Die Klägerin stellte der Beklagten Behandlungskosten unter Heranziehung der Fallpauschale DRG F08A – große rekonstruktive Gefäßeingriffe ohne Herz-Lungen-Maschine mit äußerst schweren CC – in Rechnung. Nachdem die Beklagte die Rechnung zunächst beglichen hatte, holte sie ein Gutachten des Medizinischen Dienstes der Krankenversicherung (MDK) zu der Frage, ob die ausgeführte Leistung zum Spektrum der Allgemeinchirurgie gehöre, ein. Der Gutachter kam zu dem Ergebnis, dass der durchgeführte femoro-popliteale P1-Bypass dem Schwerpunkt der Gefäßchirurgie zuzuordnen sei.

Daraufhin bat die Beklagte die Klägerin um Korrektur der Abrechnung und Stornierung der DRG F08A. Das Krankenhaus lehnte eine Gutschrift jedoch ab.

Mit ihrer Klage begehrte die Klägerin die Feststellung, dass kein Rückzahlungsanspruch der Beklagten besteht.

Das Sozialgericht hat die Klage abgewiesen, weil der durchgeführte Eingriff nicht dem Versorgungsauftrag des Krankenhauses entsprochen habe.

Die Entscheidung:
Das Landessozialgericht hat die Berufung der Klägerin zurückgewiesen und die erstinstanzliche Entscheidung bestätigt.

Zwar berühme die Beklagte sich eines Rückzahlungsanspruchs, sodass das notwendige Feststellungsinteresse zu bejahen sein. Doch sei die Feststellungsklage in der Sache unbegründet.

Der Behandlungspflicht des Krankenhauses aus § 109 Abs. 4 S. 2 SGB V stehe zwar ein Vergütungsanspruch gegenüber. Indes bestehe dieser nur für Behandlungen, die vom Versorgungsauftrag des Krankenhauses gedeckt seien. Über diesen Rahmen hinaus sei ein Krankenhaus nicht zur Behandlung verpflichtet und könnten Versicherte gemäß § 39 Abs. 1 S. 1 SGB V Leistungen in dem Krankenhaus nicht beanspruchen. Die mit der Zulassung eines Krankenhauses nach § 108 SGB V erlange Befugnis zur Teilnahme an der Versorgung gesetzlich Versicherter werde durch den Versorgungsauftrag im Einzelnen konkretisiert und zugleich begrenzt.
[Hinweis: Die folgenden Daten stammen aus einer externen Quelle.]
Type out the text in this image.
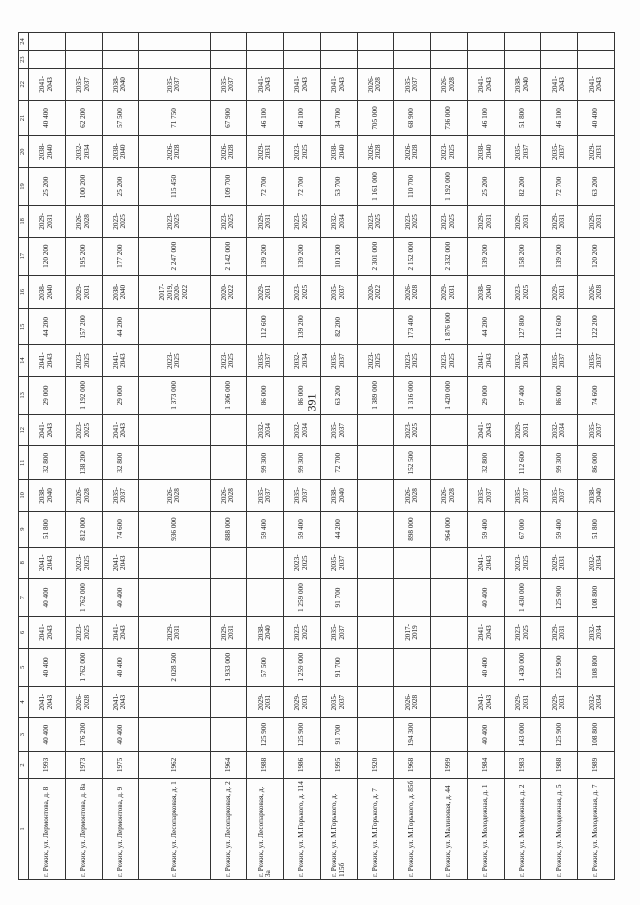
391
1	2	3	4	5	6	7	8	9	10	11	12	13	14	15	16	17	18	19	20	21	22	23	24
г. Режик, ул. Лермонтова, д. 8	1993	40 400	2041-2043	40 400	2041-2043	40 400	2041-2043	51 800	2038-2040	32 800	2041-2043	29 000	2041-2043	44 200	2038-2040	120 200	2029-2031	25 200	2038-2040	40 400	2041-2043		
г. Режик, ул. Лермонтова, д. 8а	1973	176 200	2026-2028	1 762 000	2023-2025	1 762 000	2023-2025	812 000	2026-2028	138 200	2023-2025	1 192 000	2023-2025	157 200	2029-2031	195 200	2026-2028	100 200	2032-2034	62 200	2035-2037		
г. Режик, ул. Лермонтова, д. 9	1975	40 400	2041-2043	40 400	2041-2043	40 400	2041-2043	74 600	2035-2037	32 800	2041-2043	29 000	2041-2043	44 200	2038-2040	177 200	2023-2025	25 200	2038-2040	57 500	2038-2040		
г. Режик, ул. Лесопарковая, д. 1	1962			2 028 500	2029-2031			936 000	2026-2028			1 373 000	2023-2025		2017-2019, 2020-2022	2 247 000	2023-2025	115 450	2026-2028	71 750	2035-2037		
г. Режик, ул. Лесопарковая, д. 2	1964			1 933 000	2029-2031			888 000	2026-2028			1 306 000	2023-2025		2020-2022	2 142 000	2023-2025	109 700	2026-2028	67 900	2035-2037		
г. Режик, ул. Лесопарковая, д. 3а	1988	125 900	2029-2031	57 500	2038-2040			59 400	2035-2037	99 300	2032-2034	86 000	2035-2037	112 600	2029-2031	139 200	2029-2031	72 700	2029-2031	46 100	2041-2043		
г. Режик, ул. М.Горького, д. 114	1986	125 900	2029-2031	1 259 000	2023-2025	1 259 000	2023-2025	59 400	2035-2037	99 300	2032-2034	86 000	2032-2034	139 200	2023-2025	139 200	2023-2025	72 700	2023-2025	46 100	2041-2043		
г. Режик, ул. М.Горького, д. 115б	1995	91 700	2035-2037	91 700	2035-2037	91 700	2035-2037	44 200	2038-2040	72 700	2035-2037	63 200	2035-2037	82 200	2035-2037	101 200	2032-2034	53 700	2038-2040	34 700	2041-2043		
г. Режик, ул. М.Горького, д. 7	1920											1 389 000	2023-2025		2020-2022	2 301 000	2023-2025	1 161 000	2026-2028	705 000	2026-2028		
г. Режик, ул. М.Горького, д. 85б	1968	194 300	2026-2028		2017-2019			898 000	2026-2028	152 500	2023-2025	1 316 000	2023-2025	173 400	2026-2028	2 152 000	2023-2025	110 700	2026-2028	68 900	2035-2037		
г. Режик, ул. Малиновая, д. 44	1999							964 000	2026-2028			1 420 000	2023-2025	1 876 000	2029-2031	2 332 000	2023-2025	1 192 000	2023-2025	736 000	2026-2028		
г. Режик, ул. Молодежная, д. 1	1984	40 400	2041-2043	40 400	2041-2043	40 400	2041-2043	59 400	2035-2037	32 800	2041-2043	29 000	2041-2043	44 200	2038-2040	139 200	2029-2031	25 200	2038-2040	46 100	2041-2043		
г. Режик, ул. Молодежная, д. 2	1983	143 000	2029-2031	1 430 000	2023-2025	1 430 000	2023-2025	67 000	2035-2037	112 600	2029-2031	97 400	2032-2034	127 800	2023-2025	158 200	2029-2031	82 200	2035-2037	51 800	2038-2040		
г. Режик, ул. Молодежная, д. 5	1988	125 900	2029-2031	125 900	2029-2031	125 900	2029-2031	59 400	2035-2037	99 300	2032-2034	86 000	2035-2037	112 600	2029-2031	139 200	2029-2031	72 700	2035-2037	46 100	2041-2043		
г. Режик, ул. Молодежная, д. 7	1989	108 800	2032-2034	108 800	2032-2034	108 800	2032-2034	51 800	2038-2040	86 000	2035-2037	74 600	2035-2037	122 200	2026-2028	120 200	2029-2031	63 200	2029-2031	40 400	2041-2043		
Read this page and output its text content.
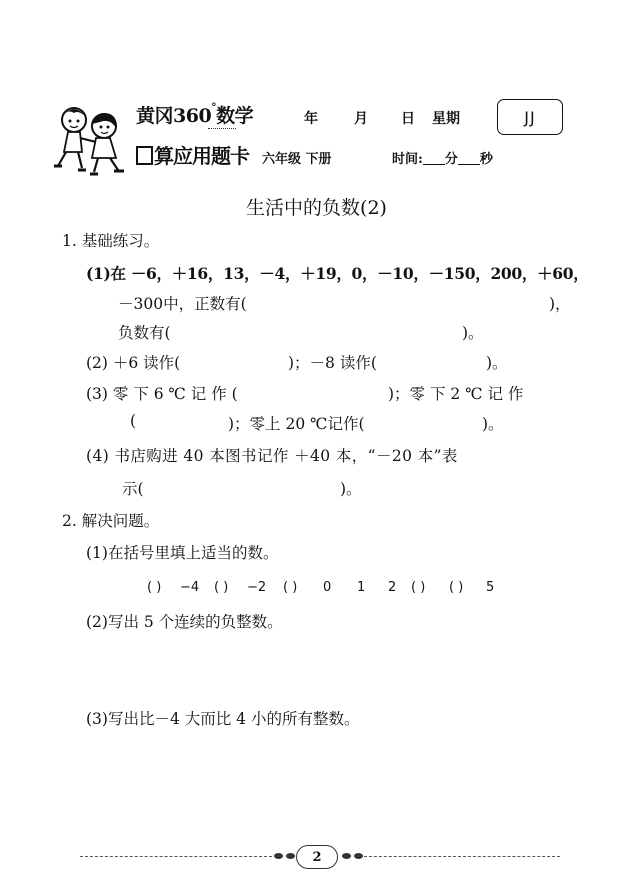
黄冈360°数学
算应用题卡
年	月 日 星期
六年级 下册	时间: 分 秒
JJ
生活中的负数(2)
1. 基础练习。
(1)在 －6，＋16，13，－4，＋19，0，－10，－150，200，＋60，
－300中，正数有(	)，
负数有(	)。
(2) ＋6 读作(	)；－8 读作(	)。
(3) 零 下 6 ℃ 记 作 (	)；零 下 2 ℃ 记 作
(	)；零上 20 ℃记作(	)。
(4) 书店购进 40 本图书记作 ＋40 本，“－20 本”表
示(	)。
2. 解决问题。
(1)在括号里填上适当的数。
( ) −4 ( ) −2 ( ) 0 1 2 ( ) ( ) 5
(2)写出 5 个连续的负整数。
(3)写出比－4 大而比 4 小的所有整数。
2
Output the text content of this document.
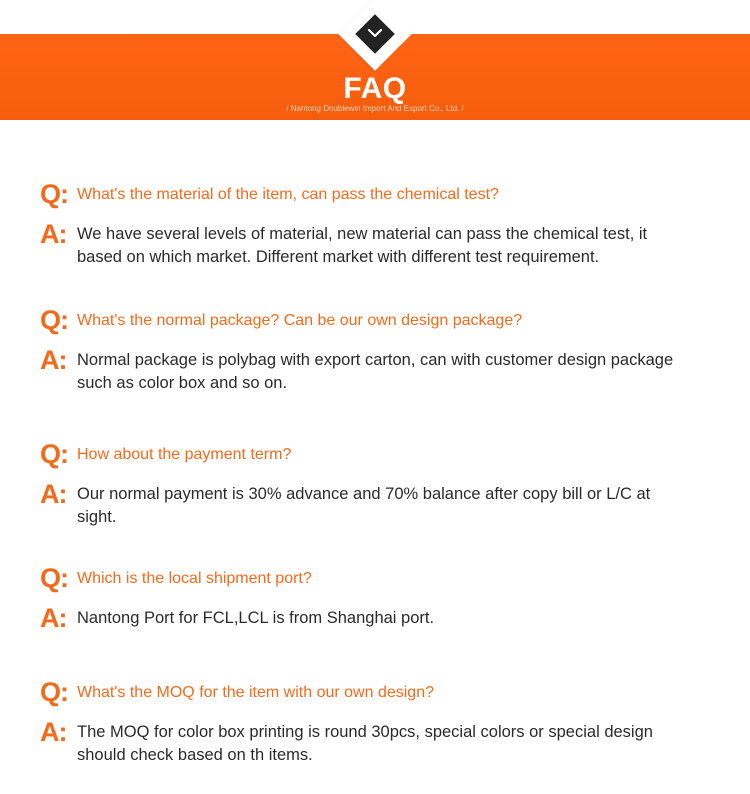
FAQ
/ Nantong Doublewin Import And Export Co., Ltd. /
Q: What's the material of the item, can pass the chemical test?
A: We have several levels of material, new material can pass the chemical test, it based on which market. Different market with different test requirement.
Q: What's the normal package? Can be our own design package?
A: Normal package is polybag with export carton, can with customer design package such as color box and so on.
Q: How about the payment term?
A: Our normal payment is 30% advance and 70% balance after copy bill or L/C at sight.
Q: Which is the local shipment port?
A: Nantong Port for FCL,LCL is from Shanghai port.
Q: What's the MOQ for the item with our own design?
A: The MOQ for color box printing is round 30pcs, special colors or special design should check based on th items.
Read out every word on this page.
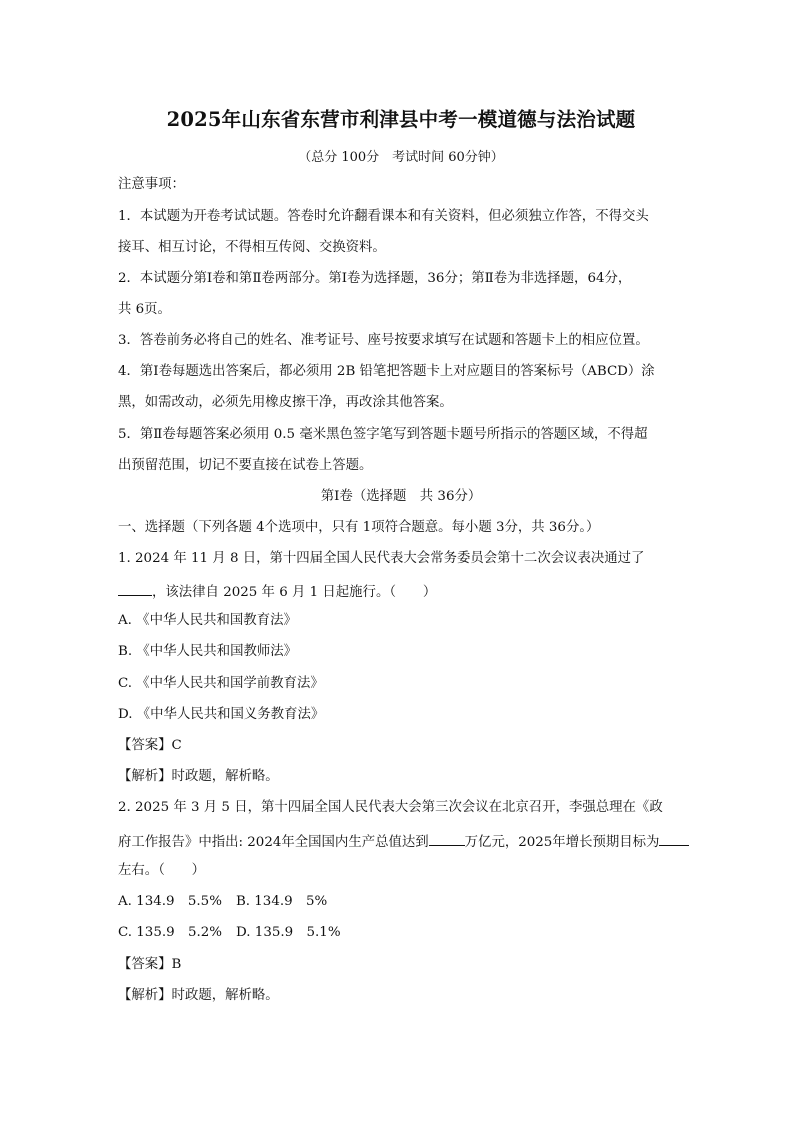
2025年山东省东营市利津县中考一模道德与法治试题
（总分 100分　考试时间 60分钟）
注意事项：
1．本试题为开卷考试试题。答卷时允许翻看课本和有关资料，但必须独立作答，不得交头
接耳、相互讨论，不得相互传阅、交换资料。
2．本试题分第Ⅰ卷和第Ⅱ卷两部分。第Ⅰ卷为选择题，36分；第Ⅱ卷为非选择题，64分，
共 6页。
3．答卷前务必将自己的姓名、准考证号、座号按要求填写在试题和答题卡上的相应位置。
4．第Ⅰ卷每题选出答案后，都必须用 2B 铅笔把答题卡上对应题目的答案标号（ABCD）涂
黑，如需改动，必须先用橡皮擦干净，再改涂其他答案。
5．第Ⅱ卷每题答案必须用 0.5 毫米黑色签字笔写到答题卡题号所指示的答题区域，不得超
出预留范围，切记不要直接在试卷上答题。
第Ⅰ卷（选择题　共 36分）
一、选择题（下列各题 4个选项中，只有 1项符合题意。每小题 3分，共 36分。）
1. 2024 年 11 月 8 日，第十四届全国人民代表大会常务委员会第十二次会议表决通过了
，该法律自 2025 年 6 月 1 日起施行。（　　）
A. 《中华人民共和国教育法》
B. 《中华人民共和国教师法》
C. 《中华人民共和国学前教育法》
D. 《中华人民共和国义务教育法》
【答案】C
【解析】时政题，解析略。
2. 2025 年 3 月 5 日，第十四届全国人民代表大会第三次会议在北京召开，李强总理在《政
府工作报告》中指出: 2024年全国国内生产总值达到	万亿元，2025年增长预期目标为
左右。（　　）
A. 134.9　5.5% B. 134.9　5%
C. 135.9　5.2% D. 135.9　5.1%
【答案】B
【解析】时政题，解析略。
Außerhalb des Versorgungsauftrages könne ein Krankenhaus selbst dann keine Vergütung für erbrachte Leistungen beanspruchen, wenn die Leistung ansonsten ordnungsgemäß gewesen sei. Für Plankrankenhäuser, wie die Klägerin es betrieb, richteten sich die konkreten Behandlungsmöglichkeiten nach der Art der Beteiligung an der Krankenhausversorgung, d.h. primär nach dem Krankenhausplan i.V.m. den Bescheiden zu seiner Durchführung sowie sekundär ggf. nach ergänzenden Vereinbarungen i.S.v. § 109 Abs. 1 S. 4 SGB V.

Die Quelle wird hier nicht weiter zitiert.